Crebanine exhibits high inhibitory activity against gram-positive animal pathogenic bacteria, with an MIC of 0.312 g/L against Micrococcus lysodeikticus, Bacillus megaterium, Bacillus subtilis and Staphylococcus aureus, and an MIC of 0.213 g/L against Bacillus cereus^[6].
Crebanine inhibits hyphal growth of these 5 plant pathogenic fungi (EC₅₀: 0.111 g/L for Cercospora kaki; 6.47×10^-2 g/L for Gymnosporangium haraeanum; 1.89×10^-2 g/L for Pyricularia oryzae; 4.25×10^-2 g/L for Rhizoctonia solani; 4.05×10^-2 g/L for Colletotrichum graminicola)^[6].

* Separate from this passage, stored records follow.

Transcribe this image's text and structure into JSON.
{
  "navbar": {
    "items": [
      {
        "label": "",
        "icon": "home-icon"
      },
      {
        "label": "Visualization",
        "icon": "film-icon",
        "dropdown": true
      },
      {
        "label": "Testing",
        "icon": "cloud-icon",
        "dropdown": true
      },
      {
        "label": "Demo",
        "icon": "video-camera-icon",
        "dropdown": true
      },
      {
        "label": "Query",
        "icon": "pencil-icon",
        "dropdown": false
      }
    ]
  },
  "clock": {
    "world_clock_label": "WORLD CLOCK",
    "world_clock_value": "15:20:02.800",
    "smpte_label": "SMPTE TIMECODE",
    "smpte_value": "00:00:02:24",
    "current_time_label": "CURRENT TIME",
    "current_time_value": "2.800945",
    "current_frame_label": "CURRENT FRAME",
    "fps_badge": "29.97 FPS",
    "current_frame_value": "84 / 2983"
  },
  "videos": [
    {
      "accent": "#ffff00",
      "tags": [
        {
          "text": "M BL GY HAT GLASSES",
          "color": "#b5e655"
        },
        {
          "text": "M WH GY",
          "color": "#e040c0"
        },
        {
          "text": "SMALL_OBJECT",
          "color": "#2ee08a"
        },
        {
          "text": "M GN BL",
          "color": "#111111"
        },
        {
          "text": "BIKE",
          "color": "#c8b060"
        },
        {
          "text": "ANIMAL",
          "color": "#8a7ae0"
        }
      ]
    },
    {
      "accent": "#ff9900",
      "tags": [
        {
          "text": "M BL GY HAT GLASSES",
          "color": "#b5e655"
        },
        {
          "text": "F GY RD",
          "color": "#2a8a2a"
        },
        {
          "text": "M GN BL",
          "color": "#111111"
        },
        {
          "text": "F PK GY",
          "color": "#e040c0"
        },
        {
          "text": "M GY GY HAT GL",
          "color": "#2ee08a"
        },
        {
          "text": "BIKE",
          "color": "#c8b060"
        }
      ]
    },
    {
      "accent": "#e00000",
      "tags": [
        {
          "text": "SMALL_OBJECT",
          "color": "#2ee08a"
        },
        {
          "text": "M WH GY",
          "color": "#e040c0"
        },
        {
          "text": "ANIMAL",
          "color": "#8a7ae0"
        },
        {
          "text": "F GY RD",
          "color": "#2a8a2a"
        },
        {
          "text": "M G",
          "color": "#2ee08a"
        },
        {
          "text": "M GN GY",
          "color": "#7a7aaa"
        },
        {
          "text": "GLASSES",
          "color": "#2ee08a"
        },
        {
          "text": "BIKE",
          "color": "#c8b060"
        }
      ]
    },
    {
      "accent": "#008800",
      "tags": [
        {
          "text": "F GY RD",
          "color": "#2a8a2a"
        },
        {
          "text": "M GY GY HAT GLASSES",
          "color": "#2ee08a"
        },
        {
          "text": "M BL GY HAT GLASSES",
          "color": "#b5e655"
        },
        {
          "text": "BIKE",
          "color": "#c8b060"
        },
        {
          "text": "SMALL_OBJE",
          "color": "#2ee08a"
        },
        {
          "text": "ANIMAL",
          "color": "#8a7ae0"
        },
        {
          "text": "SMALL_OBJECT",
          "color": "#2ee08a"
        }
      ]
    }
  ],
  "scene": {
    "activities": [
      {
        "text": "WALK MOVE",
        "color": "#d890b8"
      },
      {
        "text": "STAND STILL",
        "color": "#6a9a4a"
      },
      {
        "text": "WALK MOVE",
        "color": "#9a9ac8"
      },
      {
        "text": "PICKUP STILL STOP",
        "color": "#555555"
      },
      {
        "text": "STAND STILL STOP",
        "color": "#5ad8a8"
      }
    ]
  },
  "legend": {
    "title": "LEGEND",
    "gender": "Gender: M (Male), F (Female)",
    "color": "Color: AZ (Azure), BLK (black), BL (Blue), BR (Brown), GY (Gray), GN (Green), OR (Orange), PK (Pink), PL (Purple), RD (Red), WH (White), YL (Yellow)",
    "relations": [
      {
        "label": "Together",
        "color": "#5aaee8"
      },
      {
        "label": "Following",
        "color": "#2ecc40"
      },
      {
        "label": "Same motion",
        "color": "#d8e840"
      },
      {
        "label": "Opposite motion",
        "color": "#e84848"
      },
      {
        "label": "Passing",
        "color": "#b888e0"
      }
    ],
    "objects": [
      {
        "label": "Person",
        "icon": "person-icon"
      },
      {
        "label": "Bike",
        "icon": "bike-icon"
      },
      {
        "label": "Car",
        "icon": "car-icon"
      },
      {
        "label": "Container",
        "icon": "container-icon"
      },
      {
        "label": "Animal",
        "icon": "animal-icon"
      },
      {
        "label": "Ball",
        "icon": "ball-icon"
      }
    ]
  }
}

Crebanine (0.4 g/L) inhibits spore germination of Thielaviopsis paradoxa (94.96%), Fusarium oxysporum f. sp. niveum (100%), Sphaceloma fawcettii (100%) and Gymnosporangium haraeanum (100%)^[6].
In Vivo:Crebanine (250-500 μg/kg, after 2 h MCAO occlusion followed by 24 h reperfusion) ameliorates neurological deficits, reduces brain water content and infarct volume in MCAO/R rats^[2].
Crebanine (8.5 mg/kg (25 μmol/kg), i.p., single dose) significantly improves Scopolamine (HY-N0296)-induced cognitive deficits in ICR mice^[5].